Product categorization is the task of classifying products as belonging to one or more categories from a given taxonomy.It helps customers navigate an ecommerce store with ease. It deals with organizing our ecommerce products into categories and tags that give us a system to get customers to the exact product they are looking for quicker. This includes creating categories, tags, attributes and more to create a hierarchy for similar products. It is a field of study within natural language processing (NLP).
This project deals with a huge E-commerce text dataset for 4 categories - "Electronics", "Household", "Books" and "Clothing & Accessories".
Basic NLP steps for categorizing the E-commerce dataset include:-
- Data preprocessing
- Data Visualisation ( exploratory data analysis )

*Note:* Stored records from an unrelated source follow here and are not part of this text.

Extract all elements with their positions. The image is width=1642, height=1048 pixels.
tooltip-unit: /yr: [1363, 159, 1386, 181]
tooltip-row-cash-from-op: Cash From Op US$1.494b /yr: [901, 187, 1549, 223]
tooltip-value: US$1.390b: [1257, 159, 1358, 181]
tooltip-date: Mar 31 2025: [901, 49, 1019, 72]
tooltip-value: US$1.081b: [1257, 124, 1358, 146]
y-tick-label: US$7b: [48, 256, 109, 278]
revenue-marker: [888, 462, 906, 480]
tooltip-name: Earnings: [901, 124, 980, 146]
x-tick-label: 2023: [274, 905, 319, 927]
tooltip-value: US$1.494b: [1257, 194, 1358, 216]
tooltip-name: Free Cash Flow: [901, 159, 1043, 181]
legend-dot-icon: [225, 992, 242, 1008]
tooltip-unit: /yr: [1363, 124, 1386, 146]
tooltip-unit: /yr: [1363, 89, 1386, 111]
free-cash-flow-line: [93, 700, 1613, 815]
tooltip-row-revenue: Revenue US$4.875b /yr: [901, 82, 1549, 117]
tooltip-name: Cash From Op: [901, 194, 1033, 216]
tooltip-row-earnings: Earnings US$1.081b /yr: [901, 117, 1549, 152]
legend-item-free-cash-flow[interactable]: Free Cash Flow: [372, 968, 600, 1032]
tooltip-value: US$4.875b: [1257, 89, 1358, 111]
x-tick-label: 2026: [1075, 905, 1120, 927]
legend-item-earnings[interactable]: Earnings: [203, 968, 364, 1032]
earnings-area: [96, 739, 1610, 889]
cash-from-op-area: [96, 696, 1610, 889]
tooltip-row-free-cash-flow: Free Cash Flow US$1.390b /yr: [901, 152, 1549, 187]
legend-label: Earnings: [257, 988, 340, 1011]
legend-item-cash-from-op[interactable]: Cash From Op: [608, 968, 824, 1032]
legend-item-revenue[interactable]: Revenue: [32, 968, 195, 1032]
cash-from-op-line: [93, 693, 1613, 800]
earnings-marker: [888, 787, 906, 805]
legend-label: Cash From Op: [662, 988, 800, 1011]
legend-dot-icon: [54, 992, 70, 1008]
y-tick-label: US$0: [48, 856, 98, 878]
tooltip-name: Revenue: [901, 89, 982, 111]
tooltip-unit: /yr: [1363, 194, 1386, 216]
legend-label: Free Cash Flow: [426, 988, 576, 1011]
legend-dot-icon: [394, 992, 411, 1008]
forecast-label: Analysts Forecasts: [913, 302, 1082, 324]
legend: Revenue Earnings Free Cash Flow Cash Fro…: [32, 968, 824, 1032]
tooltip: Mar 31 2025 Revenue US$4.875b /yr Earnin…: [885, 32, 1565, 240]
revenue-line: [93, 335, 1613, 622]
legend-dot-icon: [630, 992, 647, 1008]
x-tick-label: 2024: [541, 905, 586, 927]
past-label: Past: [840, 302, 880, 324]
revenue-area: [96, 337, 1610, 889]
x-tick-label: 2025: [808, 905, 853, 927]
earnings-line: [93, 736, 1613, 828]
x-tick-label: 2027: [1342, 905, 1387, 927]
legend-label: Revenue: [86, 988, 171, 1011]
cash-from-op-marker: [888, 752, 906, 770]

- Text Preprocessing such as tokenization,stemming,lemmatization,stopword removal,POS tagging
- Model Building using ML Classifiers such as Multinomial Bayesian Classifier,SVM,Decison Tree,Random forest,Logistic regression.
- Testing
- Prediction
We use TF-IDF vectorizer on the normalized product descriptions for text vectorization on Multinomial Bayes Classifier , and perform hyperparameter tuning . The tuned model obtains a validation accuracy of 0.9203. We employ the tuned model with the highest validation accuracy(Support Vector Machine) to predict the labels of the test observations and obtained a test accuracy of 0.96. We present the confusion matrix depicting the test set performance of the model.